There were four tenants living in the rear building on January 9, 1902 when a chimney fire broke out. Happily, it was extinguished by fire fighters before any significant damage could be done.
Annie Sadlak ran the boarding house in 1906. Typical of her tenants was Frank Woodinski, a brick layer. He was working on construction site at 122nd Street and Second Avenue on September 24 that year when disaster occurred. The New-York Tribune reported, "Edward Brandt...who was working on the scaffold, missed his footing and fell heavily against the new wall which the men were building. In a moment it collapsed and about ten men fell two stories to the ground." Among the most seriously hurt was Woodinski, taken to Harlem Hospital "with injuries to legs, arms, body and head and a probable fracture of the skull."
Three months earlier, in June 1906, Annie Sadlak had taken in a new boarder, Michael Sabak. One afternoon while she was out visiting friends, he sneaked into her rooms and stole a gold watch and chain and $200 from a bureau drawer and disappeared. (The cash alone would be more than $6,000 today.)
Romance put an end to Sabak's freedom.
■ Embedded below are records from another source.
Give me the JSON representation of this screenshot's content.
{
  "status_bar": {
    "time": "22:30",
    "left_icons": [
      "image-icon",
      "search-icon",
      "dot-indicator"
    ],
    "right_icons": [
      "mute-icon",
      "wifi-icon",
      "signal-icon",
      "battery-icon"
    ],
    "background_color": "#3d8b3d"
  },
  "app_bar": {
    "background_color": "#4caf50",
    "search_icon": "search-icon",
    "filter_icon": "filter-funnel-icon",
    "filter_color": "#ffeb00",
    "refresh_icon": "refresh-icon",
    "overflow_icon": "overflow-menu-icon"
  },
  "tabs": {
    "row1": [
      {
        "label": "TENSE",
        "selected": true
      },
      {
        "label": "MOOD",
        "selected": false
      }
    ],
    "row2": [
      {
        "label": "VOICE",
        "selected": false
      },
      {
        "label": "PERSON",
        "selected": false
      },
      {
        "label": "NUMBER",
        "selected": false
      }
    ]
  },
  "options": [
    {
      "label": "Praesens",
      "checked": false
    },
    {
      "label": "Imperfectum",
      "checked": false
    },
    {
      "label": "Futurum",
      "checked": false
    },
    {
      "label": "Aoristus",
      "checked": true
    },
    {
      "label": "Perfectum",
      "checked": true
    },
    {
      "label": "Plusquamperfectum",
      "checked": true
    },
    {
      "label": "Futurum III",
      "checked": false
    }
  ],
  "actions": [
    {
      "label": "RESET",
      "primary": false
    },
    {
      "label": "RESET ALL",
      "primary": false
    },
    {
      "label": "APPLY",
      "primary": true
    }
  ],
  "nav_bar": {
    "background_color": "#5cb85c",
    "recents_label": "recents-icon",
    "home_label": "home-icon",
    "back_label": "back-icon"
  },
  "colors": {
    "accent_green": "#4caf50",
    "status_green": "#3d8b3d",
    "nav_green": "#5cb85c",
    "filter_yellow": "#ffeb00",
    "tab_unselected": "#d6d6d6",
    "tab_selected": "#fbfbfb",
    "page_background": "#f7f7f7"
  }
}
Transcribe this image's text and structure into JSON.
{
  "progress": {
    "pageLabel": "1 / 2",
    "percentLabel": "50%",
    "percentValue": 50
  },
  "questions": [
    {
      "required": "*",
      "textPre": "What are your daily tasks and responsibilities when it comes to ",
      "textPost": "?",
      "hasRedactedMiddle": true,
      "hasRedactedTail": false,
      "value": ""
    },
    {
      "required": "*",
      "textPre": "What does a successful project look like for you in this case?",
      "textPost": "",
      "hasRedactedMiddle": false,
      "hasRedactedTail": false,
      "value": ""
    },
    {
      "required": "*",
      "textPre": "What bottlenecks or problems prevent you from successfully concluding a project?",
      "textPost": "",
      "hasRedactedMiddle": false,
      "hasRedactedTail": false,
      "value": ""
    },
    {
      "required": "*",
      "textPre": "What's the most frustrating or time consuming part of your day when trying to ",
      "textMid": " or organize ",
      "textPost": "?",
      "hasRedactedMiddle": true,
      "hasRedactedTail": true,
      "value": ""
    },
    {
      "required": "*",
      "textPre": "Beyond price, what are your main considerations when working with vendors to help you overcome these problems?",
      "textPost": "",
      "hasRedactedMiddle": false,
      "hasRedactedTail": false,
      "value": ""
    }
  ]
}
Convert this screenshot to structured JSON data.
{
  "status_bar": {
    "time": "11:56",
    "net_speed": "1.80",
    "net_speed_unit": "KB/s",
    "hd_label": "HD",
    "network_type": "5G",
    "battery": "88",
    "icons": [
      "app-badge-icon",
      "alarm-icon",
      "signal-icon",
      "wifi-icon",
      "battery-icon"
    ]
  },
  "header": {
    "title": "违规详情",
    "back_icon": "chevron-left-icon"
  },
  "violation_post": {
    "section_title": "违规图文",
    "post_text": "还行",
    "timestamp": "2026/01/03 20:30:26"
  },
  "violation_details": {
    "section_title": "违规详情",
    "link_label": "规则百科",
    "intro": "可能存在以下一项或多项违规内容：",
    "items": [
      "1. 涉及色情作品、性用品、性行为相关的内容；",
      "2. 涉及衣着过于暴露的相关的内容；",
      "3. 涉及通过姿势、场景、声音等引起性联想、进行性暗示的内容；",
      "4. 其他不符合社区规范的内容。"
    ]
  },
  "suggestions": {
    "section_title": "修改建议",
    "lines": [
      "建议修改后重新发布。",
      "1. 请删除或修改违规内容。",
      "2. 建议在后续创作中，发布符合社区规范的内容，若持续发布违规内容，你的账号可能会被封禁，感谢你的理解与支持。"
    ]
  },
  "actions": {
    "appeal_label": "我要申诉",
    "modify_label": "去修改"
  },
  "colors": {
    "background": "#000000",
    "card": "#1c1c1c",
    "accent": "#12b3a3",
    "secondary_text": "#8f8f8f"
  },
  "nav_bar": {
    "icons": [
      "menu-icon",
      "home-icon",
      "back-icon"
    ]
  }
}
Annie Sadlak read the news of his upcoming wedding in January 1907. She went to police, who arrested him at the wedding reception on January 27. The New-York Tribune reported, "When the bridegroom's arrest became known, the bride collapsed." A search of Sabak at the station house revealed "a pair of brass knuckles and a pawn ticket, it is alleged, for the watch which he is charged with stealing from Mrs. Sadlak."
On September 27, 1906 the Tenement House Department cited 40 Avenue C for "unsanitary conditions." The situation was corrected by Sigmund Kraus, who signed a lease on the building on January 17, 1907. He initiated alterations, designed by architect Max Muller that included new store fronts, stairs, windows and interior walls. It was most likely at this time that the distinctive second floor copper bay and the new copper cornice were installed.
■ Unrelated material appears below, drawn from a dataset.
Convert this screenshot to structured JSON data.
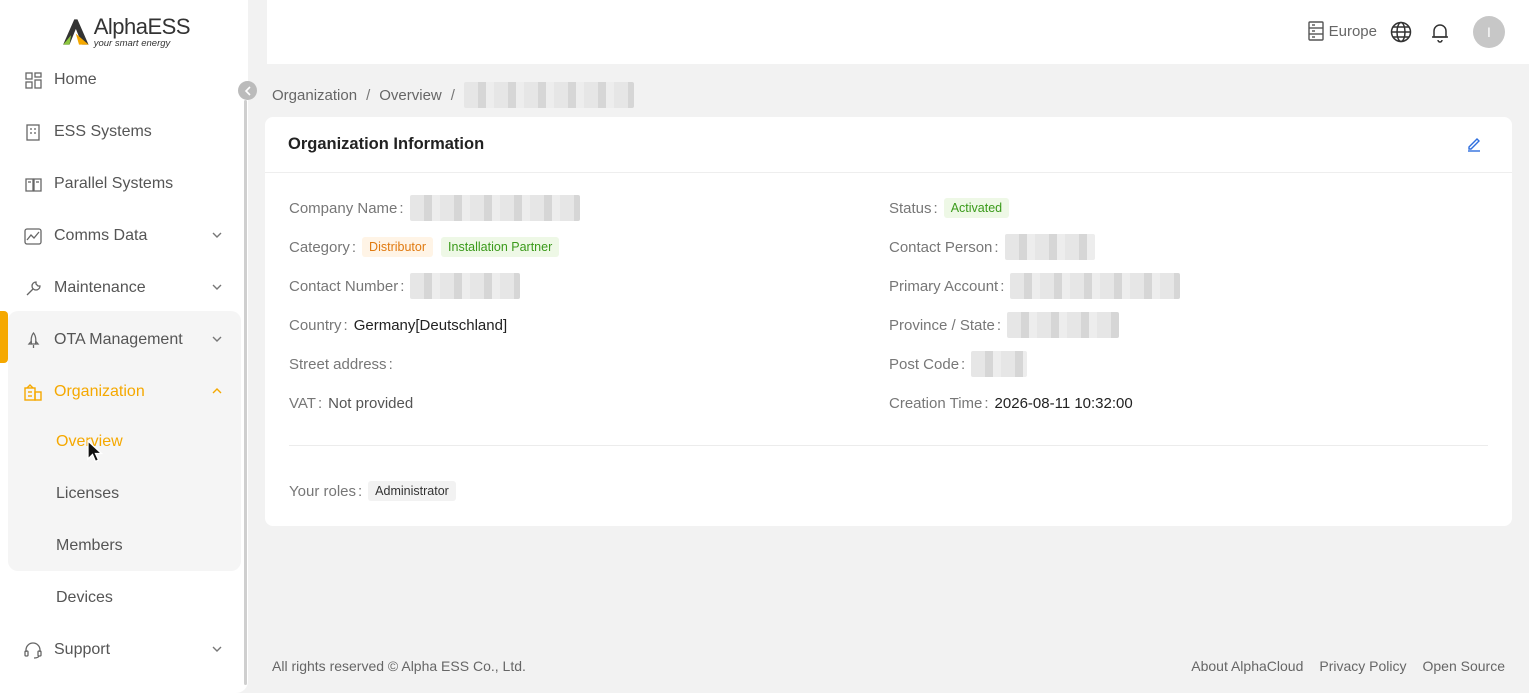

The renovations seem to have attracted more upscale tenants. In 1909, Frederick Hemley lived here when he was appointed a commissioner of deeds. In 1914 Jack Branower passed his medical licensing examination; and by 1917 Deputy Attorney General William Blau lived here. That year Mayor John Mitchel appointed him a city magistrate. He remained in his apartment at least through 1918. The store space at the time was either a tavern or liquor store, the excise license being held by S. Kraus & Bro.
In the 1980's, the commercial space held the Camano Restaurant. It reflected the changing demographics of the neighborhood, as an increasing Hispanic presence joined the Ukrainian and Russian population.
Then, in 2010, what The New York Times called the "pansexual" nightspot, Bedlam opened in the ground floor. On September 29, the newspaper's journalist Tim Murphy said, "It's a modern-day love triangle: Williamsburg-y gay men bring their gal pals, who attract straight guys, who in turn bring out more gay men." The space had come a long way since its days as a German-language real estate office. Murphy noted, "A recent soft opening drew a hodgepodge of luminaries, including Anderson Cooper, Sarah Jessica Parker, Matthew Broderick and Alan Cumming."
Recently the ground floor space sprouted the purposely puzzling sign "Nodega," noting "No Shop," "no coffee," "no cold beer," "no groceries, and "no cigarettes."